A sign asking Juneau residents to sign a petition eliminating a requirement that property buyers disclose their purchase price is displayed by a signature gatherer during a collection effort earlier this month. The petition appears to have gathered enough signatures to appear on municipal ballots in October. (Courtesy Photo / Southeast Alaska Board of Realtors)

Property buyers may again be able to keep prices secret

Ballot petition repealing required disclosure of price to city has enough signatures, proponents say

A petition seeking to repeal an ordinance requiring Juneau property buyers to disclose the purchase price to the city appears to have enough signatures to qualify for the Oct. 3 municipal ballot, organizers said Monday.

The ordinance has been controversial since it was discussed and then enacted in 2020, with a group of real estate agents and others leading the repeal effort. The campaign was sparked by the City and Borough of Juneau Assembly’s decision to put teeth in the oft-ignored requirement by imposing $50-a-day fines for buyers who don’t comply starting June 27.

An initial tally shows 2,501 registered voters signed the petition by Friday’s deadline, well in excess of the 2,130 needed to qualify for the ballot, said Tonja Moser, president of the Southeast Alaska Board of Realtors.

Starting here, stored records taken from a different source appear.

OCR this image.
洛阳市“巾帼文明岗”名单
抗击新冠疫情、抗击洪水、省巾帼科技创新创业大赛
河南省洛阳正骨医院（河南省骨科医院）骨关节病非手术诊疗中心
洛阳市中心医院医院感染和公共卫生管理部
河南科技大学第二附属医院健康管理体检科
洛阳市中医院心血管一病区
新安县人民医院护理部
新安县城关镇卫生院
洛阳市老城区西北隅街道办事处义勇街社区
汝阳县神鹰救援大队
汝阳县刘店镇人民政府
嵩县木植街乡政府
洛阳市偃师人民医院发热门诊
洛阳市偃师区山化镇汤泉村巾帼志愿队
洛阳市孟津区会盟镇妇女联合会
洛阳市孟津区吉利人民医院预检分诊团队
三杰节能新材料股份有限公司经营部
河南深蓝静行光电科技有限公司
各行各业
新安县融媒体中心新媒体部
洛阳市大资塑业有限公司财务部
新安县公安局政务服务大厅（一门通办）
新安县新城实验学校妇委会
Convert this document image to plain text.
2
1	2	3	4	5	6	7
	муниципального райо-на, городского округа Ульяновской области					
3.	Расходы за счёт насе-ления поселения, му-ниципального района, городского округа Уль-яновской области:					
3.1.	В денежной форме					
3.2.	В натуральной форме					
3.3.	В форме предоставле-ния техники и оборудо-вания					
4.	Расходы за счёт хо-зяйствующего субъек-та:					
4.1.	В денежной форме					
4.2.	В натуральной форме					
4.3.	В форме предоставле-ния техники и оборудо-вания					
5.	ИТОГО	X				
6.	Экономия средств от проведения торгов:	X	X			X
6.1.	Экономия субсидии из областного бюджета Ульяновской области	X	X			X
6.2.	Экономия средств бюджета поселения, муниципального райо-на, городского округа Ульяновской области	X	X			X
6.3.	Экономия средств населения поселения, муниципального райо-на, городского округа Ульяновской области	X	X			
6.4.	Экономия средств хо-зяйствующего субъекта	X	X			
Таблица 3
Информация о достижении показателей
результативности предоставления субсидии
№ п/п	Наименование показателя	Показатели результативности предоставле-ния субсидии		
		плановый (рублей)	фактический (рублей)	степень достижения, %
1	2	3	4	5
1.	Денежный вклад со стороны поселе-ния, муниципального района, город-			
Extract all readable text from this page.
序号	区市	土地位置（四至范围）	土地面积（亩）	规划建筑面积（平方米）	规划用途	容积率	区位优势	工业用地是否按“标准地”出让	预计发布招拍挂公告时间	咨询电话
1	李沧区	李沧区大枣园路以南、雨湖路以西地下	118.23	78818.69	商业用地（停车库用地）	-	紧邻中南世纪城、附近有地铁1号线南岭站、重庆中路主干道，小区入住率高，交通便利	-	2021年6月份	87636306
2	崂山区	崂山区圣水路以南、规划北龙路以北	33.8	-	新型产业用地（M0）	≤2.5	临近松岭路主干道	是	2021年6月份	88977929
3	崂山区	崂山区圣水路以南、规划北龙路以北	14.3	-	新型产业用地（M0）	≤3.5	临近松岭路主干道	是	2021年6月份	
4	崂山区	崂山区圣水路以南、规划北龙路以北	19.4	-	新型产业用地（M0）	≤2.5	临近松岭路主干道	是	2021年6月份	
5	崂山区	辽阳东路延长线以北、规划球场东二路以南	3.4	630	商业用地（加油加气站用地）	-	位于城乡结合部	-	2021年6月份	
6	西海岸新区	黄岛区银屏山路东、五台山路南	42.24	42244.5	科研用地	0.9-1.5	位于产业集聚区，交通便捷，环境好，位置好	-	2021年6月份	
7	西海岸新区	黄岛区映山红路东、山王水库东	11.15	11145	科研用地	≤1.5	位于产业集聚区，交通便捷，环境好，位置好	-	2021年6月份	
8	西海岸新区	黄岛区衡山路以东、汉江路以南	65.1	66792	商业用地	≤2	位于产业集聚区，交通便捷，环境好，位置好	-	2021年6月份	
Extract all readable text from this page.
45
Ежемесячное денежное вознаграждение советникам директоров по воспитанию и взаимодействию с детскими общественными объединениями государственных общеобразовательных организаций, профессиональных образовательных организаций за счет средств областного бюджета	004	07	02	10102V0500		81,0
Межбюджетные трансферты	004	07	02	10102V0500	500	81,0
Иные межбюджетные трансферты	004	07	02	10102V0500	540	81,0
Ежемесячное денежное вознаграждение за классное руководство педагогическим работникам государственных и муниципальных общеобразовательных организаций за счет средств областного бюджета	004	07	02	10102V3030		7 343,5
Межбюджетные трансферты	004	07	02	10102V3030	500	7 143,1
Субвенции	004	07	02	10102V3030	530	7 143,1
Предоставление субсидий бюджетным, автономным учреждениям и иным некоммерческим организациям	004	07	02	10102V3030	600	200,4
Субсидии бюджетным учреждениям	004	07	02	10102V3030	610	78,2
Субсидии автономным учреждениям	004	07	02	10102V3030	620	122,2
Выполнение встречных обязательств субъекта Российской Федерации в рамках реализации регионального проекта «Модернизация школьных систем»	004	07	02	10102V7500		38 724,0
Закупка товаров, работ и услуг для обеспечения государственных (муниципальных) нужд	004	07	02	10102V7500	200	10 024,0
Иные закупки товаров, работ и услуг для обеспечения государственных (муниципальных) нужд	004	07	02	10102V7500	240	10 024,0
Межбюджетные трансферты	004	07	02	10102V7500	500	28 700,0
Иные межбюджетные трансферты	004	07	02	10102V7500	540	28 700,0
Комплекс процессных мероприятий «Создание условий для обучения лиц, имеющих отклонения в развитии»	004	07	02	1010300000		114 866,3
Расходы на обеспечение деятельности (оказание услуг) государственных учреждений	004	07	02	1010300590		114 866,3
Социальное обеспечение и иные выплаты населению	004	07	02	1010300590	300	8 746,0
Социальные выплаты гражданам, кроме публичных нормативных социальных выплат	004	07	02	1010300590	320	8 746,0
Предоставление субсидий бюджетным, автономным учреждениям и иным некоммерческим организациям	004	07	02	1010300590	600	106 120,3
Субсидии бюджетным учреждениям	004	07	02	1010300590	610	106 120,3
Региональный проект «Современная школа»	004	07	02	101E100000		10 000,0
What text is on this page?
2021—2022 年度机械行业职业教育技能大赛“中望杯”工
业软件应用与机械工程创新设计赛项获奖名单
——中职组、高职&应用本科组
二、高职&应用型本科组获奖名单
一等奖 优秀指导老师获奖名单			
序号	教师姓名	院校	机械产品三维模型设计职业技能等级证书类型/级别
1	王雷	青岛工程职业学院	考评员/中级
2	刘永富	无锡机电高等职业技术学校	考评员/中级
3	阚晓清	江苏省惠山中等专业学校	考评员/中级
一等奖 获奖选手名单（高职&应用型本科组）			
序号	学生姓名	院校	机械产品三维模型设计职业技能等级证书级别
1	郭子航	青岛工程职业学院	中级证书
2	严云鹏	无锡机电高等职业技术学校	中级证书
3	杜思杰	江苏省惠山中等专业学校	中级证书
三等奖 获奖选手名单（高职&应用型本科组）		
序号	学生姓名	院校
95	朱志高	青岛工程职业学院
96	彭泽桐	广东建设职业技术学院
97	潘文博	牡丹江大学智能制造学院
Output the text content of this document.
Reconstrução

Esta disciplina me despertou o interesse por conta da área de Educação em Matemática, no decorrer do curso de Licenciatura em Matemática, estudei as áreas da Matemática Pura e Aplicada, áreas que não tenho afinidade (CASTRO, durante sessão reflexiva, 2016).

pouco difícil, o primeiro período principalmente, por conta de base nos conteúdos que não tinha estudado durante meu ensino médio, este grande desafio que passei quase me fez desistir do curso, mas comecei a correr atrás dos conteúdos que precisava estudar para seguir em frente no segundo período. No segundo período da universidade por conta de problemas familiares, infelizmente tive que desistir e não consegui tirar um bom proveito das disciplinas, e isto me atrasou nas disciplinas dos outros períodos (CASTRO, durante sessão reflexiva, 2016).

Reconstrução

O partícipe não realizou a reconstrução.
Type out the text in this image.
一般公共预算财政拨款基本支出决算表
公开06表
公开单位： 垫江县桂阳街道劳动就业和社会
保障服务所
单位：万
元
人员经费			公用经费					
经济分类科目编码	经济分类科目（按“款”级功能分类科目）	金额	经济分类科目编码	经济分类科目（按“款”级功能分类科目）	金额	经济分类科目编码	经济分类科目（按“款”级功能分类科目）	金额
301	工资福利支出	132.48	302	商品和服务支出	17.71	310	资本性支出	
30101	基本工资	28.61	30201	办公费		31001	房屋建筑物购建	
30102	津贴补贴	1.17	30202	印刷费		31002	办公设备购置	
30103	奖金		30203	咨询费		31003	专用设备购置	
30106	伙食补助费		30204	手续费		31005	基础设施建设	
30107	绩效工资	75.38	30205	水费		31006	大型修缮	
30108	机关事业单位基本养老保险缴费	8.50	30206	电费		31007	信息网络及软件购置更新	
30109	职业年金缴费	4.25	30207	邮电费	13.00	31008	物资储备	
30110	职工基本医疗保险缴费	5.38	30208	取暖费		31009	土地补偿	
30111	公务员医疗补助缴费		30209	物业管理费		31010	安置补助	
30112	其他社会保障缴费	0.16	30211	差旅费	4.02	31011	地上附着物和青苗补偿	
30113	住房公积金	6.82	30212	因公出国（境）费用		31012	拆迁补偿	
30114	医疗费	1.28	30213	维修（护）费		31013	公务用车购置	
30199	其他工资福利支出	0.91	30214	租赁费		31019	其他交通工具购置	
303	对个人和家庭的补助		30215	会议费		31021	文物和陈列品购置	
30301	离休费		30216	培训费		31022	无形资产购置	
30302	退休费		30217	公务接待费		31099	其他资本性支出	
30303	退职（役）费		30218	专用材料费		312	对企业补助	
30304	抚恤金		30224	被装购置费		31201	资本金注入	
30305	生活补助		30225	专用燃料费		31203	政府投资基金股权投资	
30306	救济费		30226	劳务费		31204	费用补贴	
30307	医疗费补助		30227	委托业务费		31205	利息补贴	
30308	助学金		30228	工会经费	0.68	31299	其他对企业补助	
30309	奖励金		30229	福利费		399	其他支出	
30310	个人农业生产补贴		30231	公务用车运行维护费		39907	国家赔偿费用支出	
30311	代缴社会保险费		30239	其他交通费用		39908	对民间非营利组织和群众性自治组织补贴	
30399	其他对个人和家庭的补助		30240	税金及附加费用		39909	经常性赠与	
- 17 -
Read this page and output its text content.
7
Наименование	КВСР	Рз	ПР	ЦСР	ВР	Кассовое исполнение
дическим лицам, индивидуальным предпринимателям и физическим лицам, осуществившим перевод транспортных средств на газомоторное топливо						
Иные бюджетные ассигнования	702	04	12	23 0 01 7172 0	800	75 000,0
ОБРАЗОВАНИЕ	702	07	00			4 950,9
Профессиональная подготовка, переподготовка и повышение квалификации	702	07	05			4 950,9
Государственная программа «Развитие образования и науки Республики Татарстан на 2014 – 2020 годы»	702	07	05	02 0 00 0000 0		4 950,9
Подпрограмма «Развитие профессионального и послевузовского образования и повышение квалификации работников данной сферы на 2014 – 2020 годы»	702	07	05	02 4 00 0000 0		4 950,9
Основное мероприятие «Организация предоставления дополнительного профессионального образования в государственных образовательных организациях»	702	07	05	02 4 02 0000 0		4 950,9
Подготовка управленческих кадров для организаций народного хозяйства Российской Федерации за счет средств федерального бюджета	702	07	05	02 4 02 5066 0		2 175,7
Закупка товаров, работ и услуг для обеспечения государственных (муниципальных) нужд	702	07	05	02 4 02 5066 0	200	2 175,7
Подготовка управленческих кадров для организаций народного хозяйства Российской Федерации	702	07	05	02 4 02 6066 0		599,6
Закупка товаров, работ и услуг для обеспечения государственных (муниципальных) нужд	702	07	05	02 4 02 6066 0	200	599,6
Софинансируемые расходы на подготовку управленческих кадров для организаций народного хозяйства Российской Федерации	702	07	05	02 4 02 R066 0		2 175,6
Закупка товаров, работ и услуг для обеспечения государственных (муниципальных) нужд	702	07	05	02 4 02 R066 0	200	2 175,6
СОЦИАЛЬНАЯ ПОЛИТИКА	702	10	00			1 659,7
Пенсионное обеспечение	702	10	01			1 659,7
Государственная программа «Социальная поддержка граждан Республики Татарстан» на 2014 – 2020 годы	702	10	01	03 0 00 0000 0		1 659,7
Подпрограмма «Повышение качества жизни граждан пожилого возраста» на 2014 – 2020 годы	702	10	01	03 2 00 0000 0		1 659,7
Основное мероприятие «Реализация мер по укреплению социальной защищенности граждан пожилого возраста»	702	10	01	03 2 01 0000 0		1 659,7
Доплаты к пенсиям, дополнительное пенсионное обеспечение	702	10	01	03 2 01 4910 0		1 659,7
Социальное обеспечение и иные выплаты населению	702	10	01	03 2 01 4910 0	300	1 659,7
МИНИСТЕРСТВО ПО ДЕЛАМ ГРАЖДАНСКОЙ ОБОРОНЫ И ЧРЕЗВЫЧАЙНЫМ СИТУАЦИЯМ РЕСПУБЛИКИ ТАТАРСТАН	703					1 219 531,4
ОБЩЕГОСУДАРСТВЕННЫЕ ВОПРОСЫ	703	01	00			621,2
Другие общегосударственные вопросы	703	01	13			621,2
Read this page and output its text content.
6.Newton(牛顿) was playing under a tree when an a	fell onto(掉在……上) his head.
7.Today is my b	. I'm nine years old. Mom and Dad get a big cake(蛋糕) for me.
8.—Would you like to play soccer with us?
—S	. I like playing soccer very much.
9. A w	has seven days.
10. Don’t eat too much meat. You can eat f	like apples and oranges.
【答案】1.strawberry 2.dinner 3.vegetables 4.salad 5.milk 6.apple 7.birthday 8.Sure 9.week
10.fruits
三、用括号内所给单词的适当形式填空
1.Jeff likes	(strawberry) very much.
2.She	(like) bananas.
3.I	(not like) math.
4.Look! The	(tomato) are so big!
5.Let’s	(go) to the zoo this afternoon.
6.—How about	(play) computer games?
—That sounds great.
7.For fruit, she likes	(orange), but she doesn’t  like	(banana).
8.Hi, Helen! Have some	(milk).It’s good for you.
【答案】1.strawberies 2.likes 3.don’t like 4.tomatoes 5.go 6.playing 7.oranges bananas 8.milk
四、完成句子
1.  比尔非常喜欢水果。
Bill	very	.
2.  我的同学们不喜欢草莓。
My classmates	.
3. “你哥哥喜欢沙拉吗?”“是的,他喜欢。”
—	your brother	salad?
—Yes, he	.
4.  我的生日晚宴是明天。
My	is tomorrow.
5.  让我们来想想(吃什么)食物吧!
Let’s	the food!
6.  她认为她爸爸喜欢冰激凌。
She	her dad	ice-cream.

She said total signatures gathering during the 30-day period actually was close to the 3,000 organizers sought to ensure a sufficient safety margin, but a few hundred were not notarized or from people not eligible to vote.

[Petition seeks to nix real estate disclosure requirement]

“We expected that,” she said, adding she doesn’t expect the number of qualifying signatures to change notably during the 10 days the city has to review them.

If the signatures come up short of the required total the organizers, who call themselves Protect Juneau Homeowners’ Privacy, will have an additional 10 days to meet the mandatory minimum.

If the question does qualify for the ballot the the dividing lines for the campaign are suggested in a letter City Finance Director Jeff Rogers wrote to the Assembly’s Finance Committee in January of 2020 when it was considering the ordinance.

“Generally, government assessors and their professional associations endorse mandatory disclosure of the sales prices of real estate transactions,” Rogers wrote, adding such disclosure “increases the amount of information available to the assessor and the general public, and increased information certainly leads to more accurate — hence more equitable — property assessments.”

“Conversely, real estate industry professionals generally oppose mandatory disclosure,” because they argue sales prices are not necessarily a good indicator of taxable value and it’s an invasion of the buyer’s privacy, he noted.

Rogers, in recommending the Assembly approve the ordinance, stated privacy concerns should be considered, but “in weighing the balance between equitability and privacy, the vast majority of jurisdictions in the United States have opted for mandatory disclosure of sales prices in real estate transactions.”

Spearheading the campaign for the recall proponents is Ann Sparks, an associate with Platinum Keller Williams Realty Alaska Group, who said implementing the disclosure policy in Juneau because it’s common elsewhere is nonsensical due to the city’s lack of developable property and other unique considerations.

“We’re not like every other city in the Lower 48,” she said. “We’re not even like other cities in Alaska.”

Also the sharp increase in property values — and being subject to rapid changes — since the local ordinance was enacted further distorts the difference between assessed and actual sales prices, which puts a wide variety of people including low-income and renter at a disadvantage if disclosure results in consequences such as high taxes, Sparks said.

“When this ordinance came out I think there was a lot of misunderstanding,” she said.

The fall ballot is likely to feature some high-profile questions, including extending the city’s temporary 1% sales tax for yet another five years and a possible bond measure for a new City Hall, which may overshadow the property disclosure repeal. But Sparks said she hopes high-profile issues result in a high level of interest in ballot questions and consequently a high turnout.